Per chi si diverte 365 giorni all’anno, i compleanni rientrano nella norma: “C’è un anno di differenza tra noi due (Paolo è nato il 3 agosto del 1951, ndr), ma non abbiamo mai fatto nulla di particolare – ammette Bertolucci – del resto avevamo impegni da mantenere in giro per il mondo e comunque ci siamo divertiti molto”. Lo si deduce anche guardando “La squadra”, la docu-serie realizzata da Domenico Procacci, distribuita al cinema e su piattaforme televisive, che lo scorso anno ha riscosso un successo clamoroso e ha fatto scoppiare la “Davis mania” anche tra chi in quegli anni non era ancora nato, tanto che in molti li vorrebbero di nuovo insieme per spiegare agli ex campioni alle prese con la crisi dell’addio all’attività come farlo al meglio: “Tutti devono capire che è bene ascoltare se stessi – spiega Bertolucci -. Con Adriano lo abbiamo fatto”.

Per il compleanno del “fratello” Bertolucci non ha dubbi: “Gli cucinerei pasta e fagioli, il mio piatto forte.

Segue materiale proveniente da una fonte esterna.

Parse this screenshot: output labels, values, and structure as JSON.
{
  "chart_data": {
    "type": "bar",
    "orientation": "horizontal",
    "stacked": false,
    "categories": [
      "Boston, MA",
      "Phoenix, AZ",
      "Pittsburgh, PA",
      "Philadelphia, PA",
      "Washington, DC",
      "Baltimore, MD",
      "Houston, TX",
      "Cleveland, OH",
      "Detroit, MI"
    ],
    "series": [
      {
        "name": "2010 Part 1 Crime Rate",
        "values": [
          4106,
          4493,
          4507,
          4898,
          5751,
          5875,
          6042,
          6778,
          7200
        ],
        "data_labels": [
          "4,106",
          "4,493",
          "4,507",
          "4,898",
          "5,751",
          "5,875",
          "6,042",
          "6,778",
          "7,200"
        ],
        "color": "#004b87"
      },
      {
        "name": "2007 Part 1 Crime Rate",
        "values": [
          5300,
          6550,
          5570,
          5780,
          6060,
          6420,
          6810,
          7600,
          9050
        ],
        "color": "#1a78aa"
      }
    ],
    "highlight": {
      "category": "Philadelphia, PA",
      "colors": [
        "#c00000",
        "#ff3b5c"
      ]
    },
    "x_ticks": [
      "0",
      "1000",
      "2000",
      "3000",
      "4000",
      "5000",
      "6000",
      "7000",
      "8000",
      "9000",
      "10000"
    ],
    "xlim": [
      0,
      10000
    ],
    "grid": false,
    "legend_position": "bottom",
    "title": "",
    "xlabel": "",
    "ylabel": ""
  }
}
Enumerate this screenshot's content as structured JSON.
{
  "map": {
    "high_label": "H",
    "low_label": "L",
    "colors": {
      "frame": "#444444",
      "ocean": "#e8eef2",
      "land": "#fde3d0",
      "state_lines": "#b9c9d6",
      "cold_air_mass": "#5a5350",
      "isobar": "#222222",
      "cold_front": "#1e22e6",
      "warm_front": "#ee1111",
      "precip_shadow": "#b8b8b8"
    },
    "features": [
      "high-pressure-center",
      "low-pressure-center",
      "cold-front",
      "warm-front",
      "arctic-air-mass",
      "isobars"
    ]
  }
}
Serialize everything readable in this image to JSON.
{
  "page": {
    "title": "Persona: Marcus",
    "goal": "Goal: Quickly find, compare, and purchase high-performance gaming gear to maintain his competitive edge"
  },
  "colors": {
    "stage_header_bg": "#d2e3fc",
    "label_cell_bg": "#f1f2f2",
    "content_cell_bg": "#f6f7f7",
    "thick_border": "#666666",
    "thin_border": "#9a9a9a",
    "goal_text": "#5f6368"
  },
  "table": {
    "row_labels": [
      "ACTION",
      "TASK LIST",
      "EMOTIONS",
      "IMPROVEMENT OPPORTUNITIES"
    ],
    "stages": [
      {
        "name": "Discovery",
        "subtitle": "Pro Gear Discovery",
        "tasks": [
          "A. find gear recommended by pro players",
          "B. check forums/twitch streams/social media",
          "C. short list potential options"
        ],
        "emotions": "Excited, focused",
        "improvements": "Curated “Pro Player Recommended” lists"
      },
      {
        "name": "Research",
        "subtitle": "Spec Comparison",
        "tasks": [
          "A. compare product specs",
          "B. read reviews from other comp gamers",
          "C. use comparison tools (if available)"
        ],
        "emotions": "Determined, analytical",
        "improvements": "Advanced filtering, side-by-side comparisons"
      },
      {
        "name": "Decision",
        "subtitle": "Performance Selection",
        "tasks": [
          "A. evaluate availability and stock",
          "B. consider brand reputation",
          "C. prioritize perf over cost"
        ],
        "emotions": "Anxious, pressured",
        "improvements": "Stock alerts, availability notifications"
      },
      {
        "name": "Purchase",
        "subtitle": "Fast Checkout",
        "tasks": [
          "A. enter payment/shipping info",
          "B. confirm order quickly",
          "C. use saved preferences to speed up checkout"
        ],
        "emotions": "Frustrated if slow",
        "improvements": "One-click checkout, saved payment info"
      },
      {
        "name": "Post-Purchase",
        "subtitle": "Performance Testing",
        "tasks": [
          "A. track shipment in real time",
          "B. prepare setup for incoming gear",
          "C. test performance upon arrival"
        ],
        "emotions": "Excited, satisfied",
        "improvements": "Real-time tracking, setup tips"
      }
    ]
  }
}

Utilizzerei ovviamente i maltagliati perché sono indicatissimi per questa ricetta. Mi ricordo che mi veniva concesso di mangiarne un piatto dopo le vittorie più importanti. Era il mio premio partita!”. Adesso non c’è che aspettare domani per la festa di Adriano e restare su Twitter per vedere come i due si prenderanno in giro ancora una volta: dritto di Bertolucci e risposta di Adriano, e viceversa. Uno spasso. E a chi gli fa notare che, vivendo diversamente, sarebbe potuto essere qualcosa di più del numero quattro al mondo Panatta risponde: “Sarei stato più felice? Non credo”. Gioco, partita, incontro.